The Frame Rating / FCAT results look very different though – the grey line shows a very smooth and consistent set of frame times through that exact same time span. The rest of the benchmark run matches up pretty well (pre-18s and post-38s) with the normal differences expected between FRAPS and capture-based performance testing. Something is very odd about that 18-38s window of reporting – the game engine frame times and FRAPS see results in a VERY different way than what is being shown on the screen (and thus being captured and analyzed by Frame Rating).
Also interestingly, the span of time between 7s and 14s shows some frame time variation, but it does so on all three reporting methods. So how is what is happening there any different than what is happening between 18s and 38s?

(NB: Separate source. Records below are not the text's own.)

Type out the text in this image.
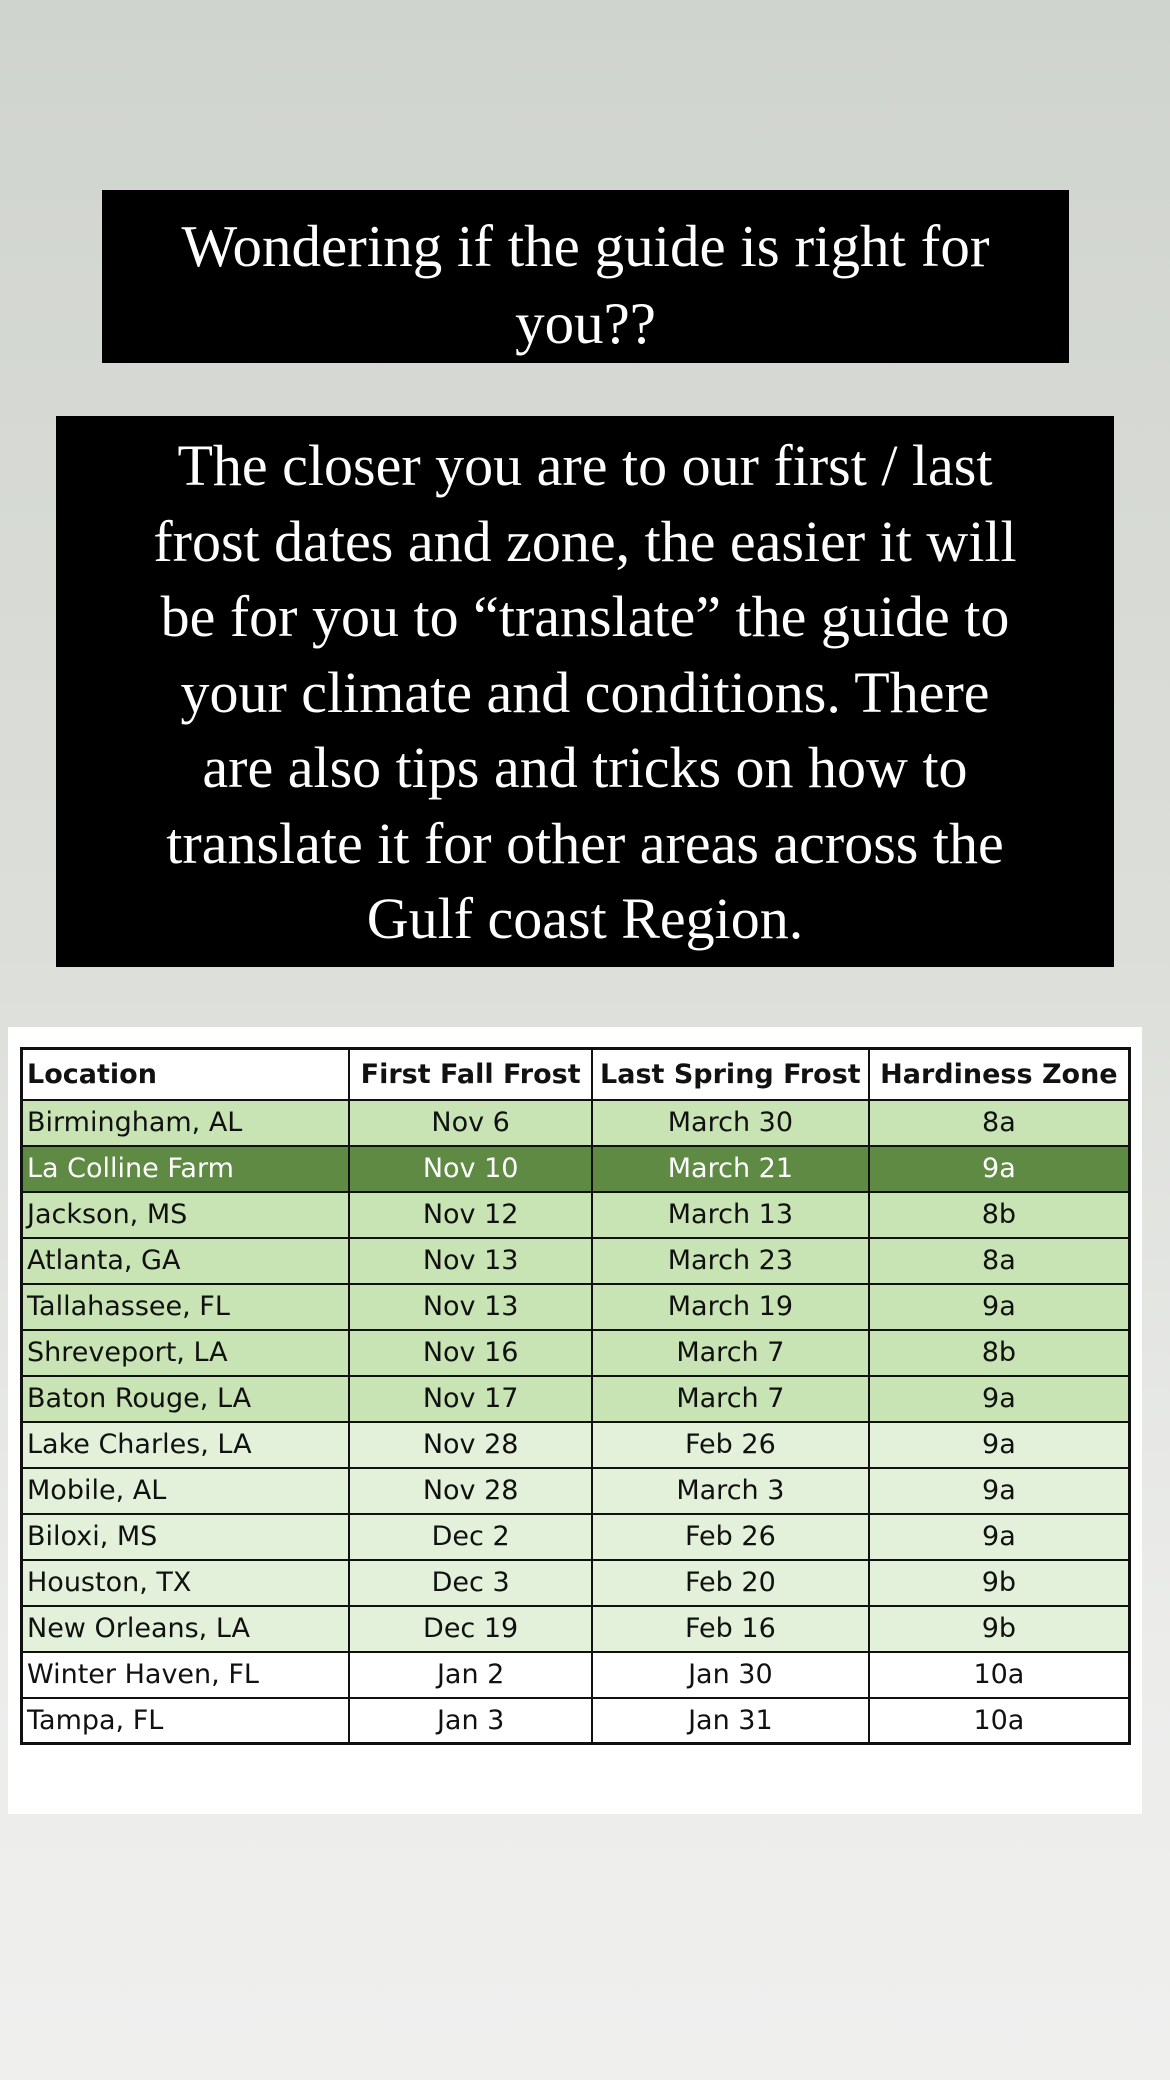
Wondering if the guide is right for
you??
The closer you are to our first / last
frost dates and zone, the easier it will
be for you to “translate” the guide to
your climate and conditions. There
are also tips and tricks on how to
translate it for other areas across the
Gulf coast Region.
Location	First Fall Frost	Last Spring Frost	Hardiness Zone
Birmingham, AL	Nov 6	March 30	8a
La Colline Farm	Nov 10	March 21	9a
Jackson, MS	Nov 12	March 13	8b
Atlanta, GA	Nov 13	March 23	8a
Tallahassee, FL	Nov 13	March 19	9a
Shreveport, LA	Nov 16	March 7	8b
Baton Rouge, LA	Nov 17	March 7	9a
Lake Charles, LA	Nov 28	Feb 26	9a
Mobile, AL	Nov 28	March 3	9a
Biloxi, MS	Dec 2	Feb 26	9a
Houston, TX	Dec 3	Feb 20	9b
New Orleans, LA	Dec 19	Feb 16	9b
Winter Haven, FL	Jan 2	Jan 30	10a
Tampa, FL	Jan 3	Jan 31	10a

I will also note that while the animation and movement is slow in that 18-38s time frame, my experiences watching the game with my own two eyeballs does not appear to be indicative of a gaming environment with large, alternating swings between 12ms and 25ms frame times. In my years of testing GPU hardware with an eye towards frame rate consistency, I believe that would stand out dramatically and immediately.
Why does this come up in this story though? Because the AMD Radeon R9 290X DX11 results do not show any of that performance data difference:
Click to Enlarge
With the R9 290X, all three sets of results are essentially the same, or at least differ in the ways I would expect. Notice that the Frame Rating / FCAT results are still showing a smoother, more well paced experience than the FRAPS or in-game results between 0-19s and from 37s to the end. That 18s to 38s window has some more frame time variance than the rest of the Beyond Earth test run, but the results are consistent across the three frame time sets we recorded.
So what does this mean? Which results are the best, or the most accurate? What does each set of results indicate is happening inside the game engine or inside the GPU driver? The truth I'm not quite sure yet. The game engine results match FRAPS (as I would expect) and clearly the game developer should know how to get accurate results from various hardware. But my eyes tell me that the wild oscillation on the frame times just isn't accurate. But if it isn't accurate, then why would AMD's results match across all three test methods? I just don't know yet. I have questions into NVIDIA, AMD, and Firaxis to attempt to solve it but I can say that my results have been duplicated, so we should have answers very soon.
What I do know is that our Frame Rating and capture methodology has been working for a while now and I have seen more errors and problems fixed and resolved via that performance measurement system than I have even written about on this site. So I trust it, and I will continue to trust it, along with my eyes and what I see on the screen. So, for our performance testing with Civilization: Beyond Earth I will be including Frame Rating based results for both the GTX 980 and the R9 290X under DX11.
Hopefully, very soon, we'll get AMD to help us build the necessary overlay for Mantle so that we no longer have to have a separation of performance data – some results from capture and some from specific in-game log files. In order to truly validate a smooth and seamless gaming experience, we need capture testing to work across the board.